Data Quality Management
Divergent Insights employs a three-tiered approach to quality control, focusing on panel quality, data quality, and anti-fraud measures to uphold our high standards and ensure the integrity of our online research platform.
1. Panel Quality Management:
Ensuring the reliability of survey results is paramount, and we manage panel quality through meticulous screening processes. Our suppliers conduct screening exercises, and eligible respondents undergo validation checks for email addresses, and contact details. We employ various methods, such as phone calls, LinkedIn profile checks, and company website directory checks, to verify panellists’ authenticity.
- We update members, attribute information annually through attribute acquisition surveys to maintain accurate survey results.
- Duplication of panellists is proactively managed using cookies, IP, Operating system, and email addresses etc…in total 45+ attributes are checked to prevent response bias.

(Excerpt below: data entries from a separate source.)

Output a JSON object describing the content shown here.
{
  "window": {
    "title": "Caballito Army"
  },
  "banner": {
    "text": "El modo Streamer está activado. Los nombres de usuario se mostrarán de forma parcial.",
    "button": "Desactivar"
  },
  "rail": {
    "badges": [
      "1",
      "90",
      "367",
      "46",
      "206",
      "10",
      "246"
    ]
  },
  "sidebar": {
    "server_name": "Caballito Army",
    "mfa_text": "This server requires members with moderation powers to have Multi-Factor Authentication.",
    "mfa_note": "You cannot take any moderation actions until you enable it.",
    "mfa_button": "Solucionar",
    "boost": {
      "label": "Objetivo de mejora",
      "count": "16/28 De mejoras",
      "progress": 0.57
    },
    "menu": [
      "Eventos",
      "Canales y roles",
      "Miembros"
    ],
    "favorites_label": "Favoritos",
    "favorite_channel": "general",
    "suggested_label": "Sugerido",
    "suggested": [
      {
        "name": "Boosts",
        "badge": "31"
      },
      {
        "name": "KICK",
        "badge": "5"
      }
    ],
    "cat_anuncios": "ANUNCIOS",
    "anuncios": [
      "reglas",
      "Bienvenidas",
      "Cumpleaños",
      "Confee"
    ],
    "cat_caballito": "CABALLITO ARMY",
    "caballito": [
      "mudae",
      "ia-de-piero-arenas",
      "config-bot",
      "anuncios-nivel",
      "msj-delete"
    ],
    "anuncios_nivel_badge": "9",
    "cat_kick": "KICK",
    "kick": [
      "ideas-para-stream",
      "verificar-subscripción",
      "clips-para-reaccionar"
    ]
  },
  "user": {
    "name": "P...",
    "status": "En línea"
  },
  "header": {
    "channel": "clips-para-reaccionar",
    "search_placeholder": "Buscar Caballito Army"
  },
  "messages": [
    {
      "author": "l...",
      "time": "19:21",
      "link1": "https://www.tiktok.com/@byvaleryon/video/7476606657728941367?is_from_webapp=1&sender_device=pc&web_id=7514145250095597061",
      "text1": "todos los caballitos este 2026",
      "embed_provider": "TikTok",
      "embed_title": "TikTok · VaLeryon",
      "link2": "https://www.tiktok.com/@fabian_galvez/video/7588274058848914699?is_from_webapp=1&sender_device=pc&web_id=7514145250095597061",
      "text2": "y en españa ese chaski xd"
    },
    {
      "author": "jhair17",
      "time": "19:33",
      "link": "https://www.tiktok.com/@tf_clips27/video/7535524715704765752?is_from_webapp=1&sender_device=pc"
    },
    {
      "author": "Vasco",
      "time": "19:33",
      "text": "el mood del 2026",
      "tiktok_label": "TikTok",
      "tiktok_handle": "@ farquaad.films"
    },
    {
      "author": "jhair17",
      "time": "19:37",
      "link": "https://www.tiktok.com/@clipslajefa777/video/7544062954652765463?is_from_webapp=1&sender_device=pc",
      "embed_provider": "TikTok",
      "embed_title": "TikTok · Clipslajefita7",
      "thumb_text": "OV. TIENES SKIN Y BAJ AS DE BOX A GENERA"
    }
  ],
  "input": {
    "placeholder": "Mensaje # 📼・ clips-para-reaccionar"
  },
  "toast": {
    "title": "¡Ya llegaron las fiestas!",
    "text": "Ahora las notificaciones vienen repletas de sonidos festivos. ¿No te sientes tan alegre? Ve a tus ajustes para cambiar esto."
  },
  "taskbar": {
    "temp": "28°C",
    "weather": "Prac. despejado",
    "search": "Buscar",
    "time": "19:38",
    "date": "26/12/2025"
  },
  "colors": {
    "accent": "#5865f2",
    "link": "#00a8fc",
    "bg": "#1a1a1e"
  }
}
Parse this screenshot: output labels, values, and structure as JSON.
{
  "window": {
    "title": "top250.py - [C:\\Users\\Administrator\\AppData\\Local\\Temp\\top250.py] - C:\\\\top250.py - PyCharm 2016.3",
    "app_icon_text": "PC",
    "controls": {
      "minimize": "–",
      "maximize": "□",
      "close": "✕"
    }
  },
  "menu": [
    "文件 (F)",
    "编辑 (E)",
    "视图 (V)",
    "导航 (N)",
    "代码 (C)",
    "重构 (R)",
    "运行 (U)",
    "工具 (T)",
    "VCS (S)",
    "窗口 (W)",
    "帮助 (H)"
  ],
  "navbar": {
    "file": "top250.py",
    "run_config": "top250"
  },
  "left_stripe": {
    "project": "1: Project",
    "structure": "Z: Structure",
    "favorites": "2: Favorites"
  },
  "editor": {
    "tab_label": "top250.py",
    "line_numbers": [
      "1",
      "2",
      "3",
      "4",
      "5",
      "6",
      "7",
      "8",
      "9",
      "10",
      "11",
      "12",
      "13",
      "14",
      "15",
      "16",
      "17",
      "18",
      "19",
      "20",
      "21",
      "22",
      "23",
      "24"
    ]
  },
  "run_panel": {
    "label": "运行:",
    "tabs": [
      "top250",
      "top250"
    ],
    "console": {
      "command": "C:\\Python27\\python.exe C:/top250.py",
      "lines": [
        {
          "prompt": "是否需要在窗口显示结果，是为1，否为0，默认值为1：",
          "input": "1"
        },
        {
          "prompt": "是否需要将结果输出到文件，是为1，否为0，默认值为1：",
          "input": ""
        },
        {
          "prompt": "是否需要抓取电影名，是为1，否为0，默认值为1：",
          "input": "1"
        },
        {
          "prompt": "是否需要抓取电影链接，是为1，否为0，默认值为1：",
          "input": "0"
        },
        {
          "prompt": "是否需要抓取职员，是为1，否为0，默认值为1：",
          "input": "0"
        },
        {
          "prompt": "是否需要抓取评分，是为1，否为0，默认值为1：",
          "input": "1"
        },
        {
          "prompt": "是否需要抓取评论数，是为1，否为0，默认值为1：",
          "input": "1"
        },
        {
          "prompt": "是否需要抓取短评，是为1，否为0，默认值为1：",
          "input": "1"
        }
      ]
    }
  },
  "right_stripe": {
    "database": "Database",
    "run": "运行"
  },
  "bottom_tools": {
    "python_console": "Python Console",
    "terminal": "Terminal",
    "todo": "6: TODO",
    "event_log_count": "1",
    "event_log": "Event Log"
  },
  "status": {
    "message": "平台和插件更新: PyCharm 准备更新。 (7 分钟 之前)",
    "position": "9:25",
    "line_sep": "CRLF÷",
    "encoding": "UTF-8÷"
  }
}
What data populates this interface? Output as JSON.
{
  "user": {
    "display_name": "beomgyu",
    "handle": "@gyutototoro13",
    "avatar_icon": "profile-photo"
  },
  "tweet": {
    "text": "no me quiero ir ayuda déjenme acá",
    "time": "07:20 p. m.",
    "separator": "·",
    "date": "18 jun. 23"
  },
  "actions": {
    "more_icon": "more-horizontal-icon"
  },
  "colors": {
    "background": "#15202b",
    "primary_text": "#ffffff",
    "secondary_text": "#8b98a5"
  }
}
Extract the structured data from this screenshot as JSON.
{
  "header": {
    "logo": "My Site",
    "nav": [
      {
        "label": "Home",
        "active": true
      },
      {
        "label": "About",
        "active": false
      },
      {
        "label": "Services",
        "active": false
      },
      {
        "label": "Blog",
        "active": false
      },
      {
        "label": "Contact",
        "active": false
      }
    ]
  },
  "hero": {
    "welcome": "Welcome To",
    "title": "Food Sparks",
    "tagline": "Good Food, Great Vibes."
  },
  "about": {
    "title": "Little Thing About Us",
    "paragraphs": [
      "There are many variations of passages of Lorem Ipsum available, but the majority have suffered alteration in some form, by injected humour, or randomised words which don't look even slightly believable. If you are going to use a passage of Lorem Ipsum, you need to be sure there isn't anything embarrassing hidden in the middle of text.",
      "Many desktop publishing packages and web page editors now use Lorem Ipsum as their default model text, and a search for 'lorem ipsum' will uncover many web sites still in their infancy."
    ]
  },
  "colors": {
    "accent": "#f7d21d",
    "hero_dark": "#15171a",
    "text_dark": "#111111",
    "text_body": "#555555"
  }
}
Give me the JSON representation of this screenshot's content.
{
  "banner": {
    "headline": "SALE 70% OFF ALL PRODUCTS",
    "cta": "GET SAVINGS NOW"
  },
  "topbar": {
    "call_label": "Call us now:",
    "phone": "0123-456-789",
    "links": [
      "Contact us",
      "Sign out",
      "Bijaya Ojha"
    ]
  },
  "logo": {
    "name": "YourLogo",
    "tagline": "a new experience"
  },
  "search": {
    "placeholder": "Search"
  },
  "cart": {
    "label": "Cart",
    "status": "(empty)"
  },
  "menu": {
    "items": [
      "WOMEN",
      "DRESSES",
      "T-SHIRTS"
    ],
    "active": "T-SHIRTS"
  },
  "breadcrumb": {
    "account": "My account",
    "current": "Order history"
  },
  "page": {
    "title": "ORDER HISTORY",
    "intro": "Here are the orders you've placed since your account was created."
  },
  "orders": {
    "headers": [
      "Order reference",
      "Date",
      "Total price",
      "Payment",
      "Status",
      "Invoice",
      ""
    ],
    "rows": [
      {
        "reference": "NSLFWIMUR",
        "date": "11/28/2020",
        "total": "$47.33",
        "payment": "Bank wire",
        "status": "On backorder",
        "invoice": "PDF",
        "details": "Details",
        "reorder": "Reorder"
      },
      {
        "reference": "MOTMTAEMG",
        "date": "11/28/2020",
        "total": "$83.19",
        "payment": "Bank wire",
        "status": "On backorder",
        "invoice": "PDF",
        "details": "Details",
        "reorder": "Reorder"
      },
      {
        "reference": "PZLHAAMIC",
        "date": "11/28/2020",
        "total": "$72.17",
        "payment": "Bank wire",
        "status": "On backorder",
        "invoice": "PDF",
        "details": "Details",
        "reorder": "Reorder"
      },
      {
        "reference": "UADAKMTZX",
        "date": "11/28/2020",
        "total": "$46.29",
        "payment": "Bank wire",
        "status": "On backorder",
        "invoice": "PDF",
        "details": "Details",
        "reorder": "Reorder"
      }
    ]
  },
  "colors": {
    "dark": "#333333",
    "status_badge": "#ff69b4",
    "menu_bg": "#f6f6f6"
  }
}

- To avoid response bias, we diversify our surveys by including members with a broad range of attributes, including gender, age, and place of residence
2. Data Quality:
Divergent Insights ensures unbiased and representative survey results through a robust data quality management process. Our commitment to maintaining high-quality standards involves technology-based quality control and rigorous data checking performed by our skilled research operators. With our Text Analysis technology, we enhance the screening process for respondent inputs in open-ended questions. The technology effectively identifies and filters out gibberish responses and nonsensical answers.
- Incorporating Pre-screener Red Herring Questions – These serve as a strategic layer aimed at identifying and filtering out bots and VPN traffic.
- Managing survey logic to prevent contradictory responses.
- Standardizing workflow to ensure service quality uniformity.
- Utilizing advanced techniques such as cookies and email address analysis, we effectively identify and manage instances of duplicated respondents.
- Managing survey logic to detect fraudulent respondents.
- Real-time confirmation of response status and data collection
- Cleaning raw data
- Eliminating inconsistent responses, speedsters, straight liners, duplicate response, and obviously fraudulent open-ended responses
- Systematically detecting and excluding fraudulent data through aggregation
3. Anti-Fraud Measures
We employ rigorous measures to detect inconsistencies in survey response data, including straight-lining, bot respondents, and speedsters with extremely short response times and the one who takes longer time. Respondents meeting fraud standards are excluded from receiving further surveys.
Periodic quality check surveys are conducted to identify untruthful or fraudulent responses.
DFPT (Digital Fingerprinting): Digital Fingerprinting, also known as Device Fingerprinting, Device ID, or Machine ID, highlighted as a crucial component of our quality strategy. This technology allows us to uniquely identify devices used by respondents, enabling us to detect and mitigate fraudulent activities effectively.
Data Validation Process
BEHAVIOUR AT PRE-SCREENING
An initial respondent data quality assessment evaluates attention levels and verifies demographic information.
BEHAVIOUR AT TIME OF SURVEY
Respondents displaying inconsistent or fraudulent behavior will be categorized as such.
BEHAVIOUR DURING SURVEY
If the length of interview (LOI) significantly differs from the creator’s specified time, the respondent may be subject to categorization.
STATUS ON SURVEY COMPLETION
If a survey is concluded without activating any security checks, the respondent’s answers can be deemed reliable.
Utilizing IP tracking, completion rates, and termination rates contributes to forming a more comprehensive understanding of respondent quality.